With clearances this tight, should I be concerned of damaged valves etc?

this image shows the smallest feeler blade I have resting against where I believe I should be inserting it..

http://www.eastcoastphotos.com/gs650g/picture087.jpg
 
I was going to mention that, but was concerned about bending the cover if you had to pry like that. I don't know you at all, but some guys can't be trusted with a prybar.
The shims all too tight, this is normal for a neglected engine. The usually get tighter as they wear. Do this, put the cam in the position to test the clearance, see if you can spin the shim in the bucket with your finger. If you can, there is at least some clearance, go one size smaller than the shim that is in there. This should put you just above .05mm. If the shim won't spin, there is zero or less clearance, go two sizes smaller. This should put you somewhere less than .10mm, which is OK. You will need to remeasure it once they are all done but it should get you close.

There is a danger that you will have some burnt valves, the valves can't close when they are adjusted too tight, burning is next. Hopefully you caught it in time. Good luck.
 
The book calls for a clearance of between 0.03 and 0.08 on both intake and exhaust, and I can't even get my smallest feeler blade of 0.0017 in there.. in any of them.
STOP!! :eek:

Time to start using some "units of measurement" here. Yes, the book calls for "0.03 to 0.08", but it's not miles, it's millimeters. And your smallest feeler blade is 0.0017 ... whats??? I use INCH feelers and the smallest one is 0.0015", I have never seen one at 0.0017.

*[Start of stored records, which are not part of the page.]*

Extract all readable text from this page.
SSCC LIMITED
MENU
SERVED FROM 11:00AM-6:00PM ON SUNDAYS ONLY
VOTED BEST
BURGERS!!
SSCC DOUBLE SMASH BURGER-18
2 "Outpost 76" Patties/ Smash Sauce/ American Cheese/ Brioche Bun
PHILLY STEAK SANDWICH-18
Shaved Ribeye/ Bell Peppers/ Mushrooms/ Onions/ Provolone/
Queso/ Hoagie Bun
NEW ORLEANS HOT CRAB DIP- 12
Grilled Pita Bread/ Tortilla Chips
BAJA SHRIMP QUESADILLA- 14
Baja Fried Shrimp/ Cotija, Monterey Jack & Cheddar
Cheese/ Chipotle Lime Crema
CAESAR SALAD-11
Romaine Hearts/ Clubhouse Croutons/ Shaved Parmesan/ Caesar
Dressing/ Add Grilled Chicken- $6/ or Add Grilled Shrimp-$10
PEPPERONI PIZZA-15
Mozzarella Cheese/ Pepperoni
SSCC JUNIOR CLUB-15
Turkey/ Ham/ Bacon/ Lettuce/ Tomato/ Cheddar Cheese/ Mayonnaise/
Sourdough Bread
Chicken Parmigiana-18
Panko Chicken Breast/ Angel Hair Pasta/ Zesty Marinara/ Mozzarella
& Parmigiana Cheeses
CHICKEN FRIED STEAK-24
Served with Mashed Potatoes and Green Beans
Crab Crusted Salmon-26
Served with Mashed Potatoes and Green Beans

It is also important to note that if you interchange inches and millimeters, there is another source of confusion. The metric specs are 0.03 to 0.08mm, the inch specs are (approximately) 0.001" to 0.003". Note that both sets of specs have a "3" in them, but one is MAX, the other in MIN, and there is a different number of zeroes ahead of the 3. Again, please state your units of measurement.

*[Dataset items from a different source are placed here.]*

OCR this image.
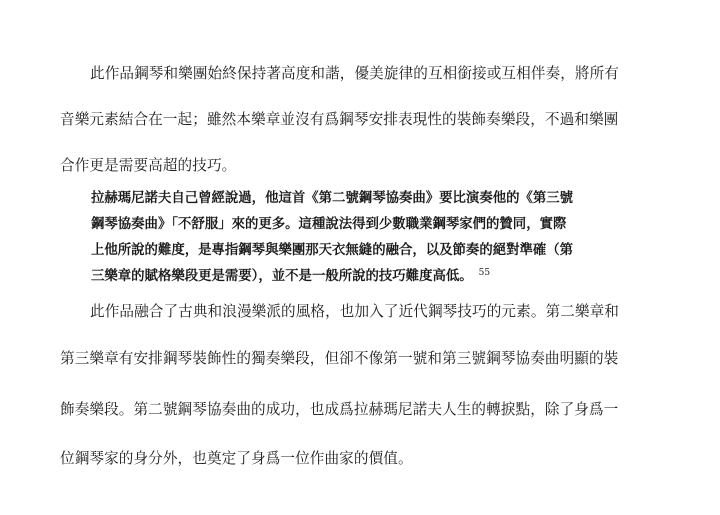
此作品鋼琴和樂團始終保持著高度和諧，優美旋律的互相銜接或互相伴奏，將所有

音樂元素結合在一起；雖然本樂章並沒有爲鋼琴安排表現性的裝飾奏樂段，不過和樂團

合作更是需要高超的技巧。

拉赫瑪尼諾夫自己曾經說過，他這首《第二號鋼琴協奏曲》要比演奏他的《第三號

鋼琴協奏曲》「不舒服」來的更多。這種說法得到少數職業鋼琴家們的贊同，實際

上他所說的難度，是專指鋼琴與樂團那天衣無縫的融合，以及節奏的絕對準確（第

三樂章的賦格樂段更是需要），並不是一般所說的技巧難度高低。 $^{55}$

此作品融合了古典和浪漫樂派的風格，也加入了近代鋼琴技巧的元素。第二樂章和

第三樂章有安排鋼琴裝飾性的獨奏樂段，但卻不像第一號和第三號鋼琴協奏曲明顯的裝

飾奏樂段。第二號鋼琴協奏曲的成功，也成爲拉赫瑪尼諾夫人生的轉捩點，除了身爲一

位鋼琴家的身分外，也奠定了身爲一位作曲家的價值。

Spark plugs out, rotate engine clockwise until the lobes are farthest away from the shim, and no dice.. not gonna happen.. tight or what? I thought I was doing it wrong, going over the tutorials and manual but thats what she reads..
NO!!! You do not "rotate until the lobes are farthest away from the shim". That is NOT what is directed in the manuals. There is a specific position for the cam where two adjacent lobes are both at angle away from their valves. Without moving anything measure BOTH of those valves. Set up the next pair, measure them, repeat until done.

.
 
^^Good call Steve,

mine calls for .03 to.05. I wish I woulda measured them before I started to adjust.


Ed
 
STOP!! :eek:
Time to start using some "units of measurement" here. Yes, the book calls for "0.03 to 0.08", but it's not miles, it's millimeters. And your smallest feeler blade is 0.0017 ... whats??? I use INCH feelers and the smallest one is 0.0015", I have never seen one at 0.0017.

It is also important to note that if you interchange inches and millimeters, there is another source of confusion. The metric specs are 0.03 to 0.08mm, the inch specs are (approximately) 0.001" to 0.003". Note that both sets of specs have a "3" in them, but one is MAX, the other in MIN, and there is a different number of zeroes ahead of the 3. Again, please state your units of measurement.

NO!!! You do not "rotate until the lobes are farthest away from the shim". That is NOT what is directed in the manuals. There is a specific position for the cam where two adjacent lobes are both at angle away from their valves. Without moving anything measure BOTH of those valves. Set up the next pair, measure them, repeat until done.
.

I knew there was something wrong.. and you caught it, thanks.. In the photo linked earlier, it shows the feeler gauge blade in use.. the 0.0015 INCH measurement is 0.038 MM which is the smallest blade in my stack.. time to go get a new one.. with thinner blades.. OK, so far the clearances might not be all that bad.. but won't know until I can get thinner blades feeler gauge..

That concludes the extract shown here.